Banda - The kidnapping of 90 children in Kiliwa and Duru, two townships north of Dungu, by the Lord's Resistance Army (LRA) has further inflamed an already conflict-ridden situation in the northeastern part of the Democratic Republic of Congo (DRC). Populations caught up in the violence have no other choice than to run away and seek refuge in nearby forests. As the needs increase, MSF wants to assist them but the increasing insecurity is threatening the mission. Since the latest attacks, on September 20, armed men from the LRA, have left a trail of destruction all the way to Bangandi, 120 km north west of Dungu. According to a recent OCHA (Office for the Coordination of Humanitarian Affairs) report the violence has forced at least 17,000 to flee. The MSF team, working on a sleeping sickness project in Banda, started receiving anxious radio calls from the local senior official in Bangadi who, reporting the sudden arrival of many displaced people, stressed the need for health care assistance and called on MSF to intervene rapidly. The MSF team managed to visit the place between September 25 to 30 and confirmed the need for a rapid intervention as groups of refugees were still heading for Bangadi. The first to arrive, in their hundreds, were sheltered in very basic conditions, sleeping on the floor and without any assistance in a disused cotton factory.

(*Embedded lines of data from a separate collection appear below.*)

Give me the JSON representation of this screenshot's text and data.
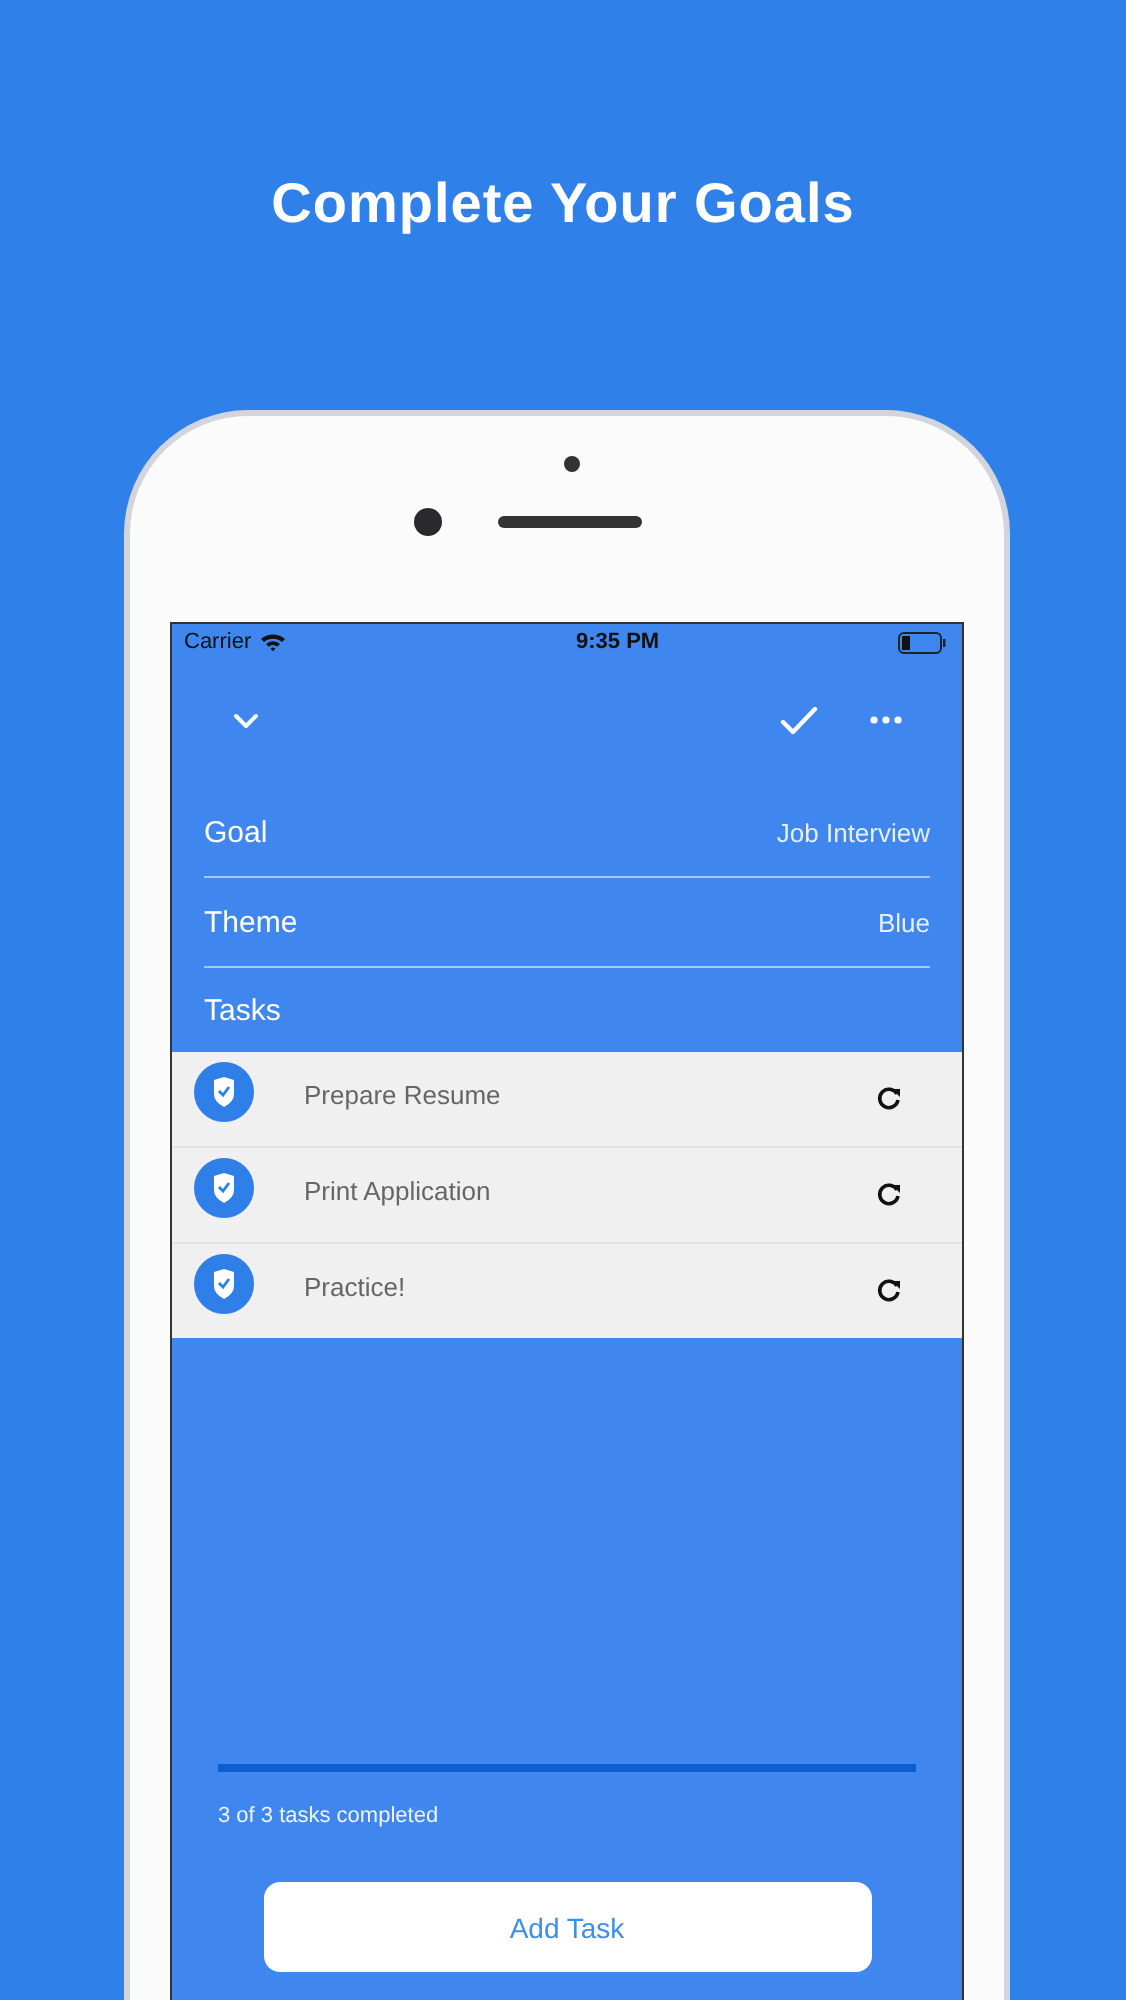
{
  "title": "Complete Your Goals",
  "status_bar": {
    "carrier": "Carrier",
    "time": "9:35 PM"
  },
  "fields": [
    {
      "label": "Goal",
      "value": "Job Interview"
    },
    {
      "label": "Theme",
      "value": "Blue"
    }
  ],
  "tasks_label": "Tasks",
  "tasks": [
    {
      "name": "Prepare Resume",
      "checked": true
    },
    {
      "name": "Print Application",
      "checked": true
    },
    {
      "name": "Practice!",
      "checked": true
    }
  ],
  "progress": {
    "level": 1,
    "text": "3 of 3 tasks completed"
  },
  "add_button": "Add Task"
}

"As these attacks continue unabated, the number of displaced people may rise dramatically," said Laurence Gaubert, MSF Head of Mission in the DRC. Some 9,000 people are said to live in a number of villages in this mainly forest district. Limolo, Bitima, Duru and Bayote, townships in the north near the border with Sudan, were the first settlements to come under attack followed, more recently, by Napopo and Kana whose residents are currently fleeing in the direction of Bangadi.
"According to the lastest information received by radio from Bangadi, the displaced people are helping to clear the landing strip nearby. This should allow us to fly in aid more rapidly, hopefully they won't have fled before that," said Jacques Etienne, MSF Banda Field Coordinator, contacted by phone from Geneva. "If the situation doesn't improve rapidly it will be impossible to intervene and thousands of helpless people might flee into the forest," said a dismayed Laurence, adding, "It is not the job of humanitarian organizations to improve security. There are authorities who should and can do this. They should therefore take up their responsibilities."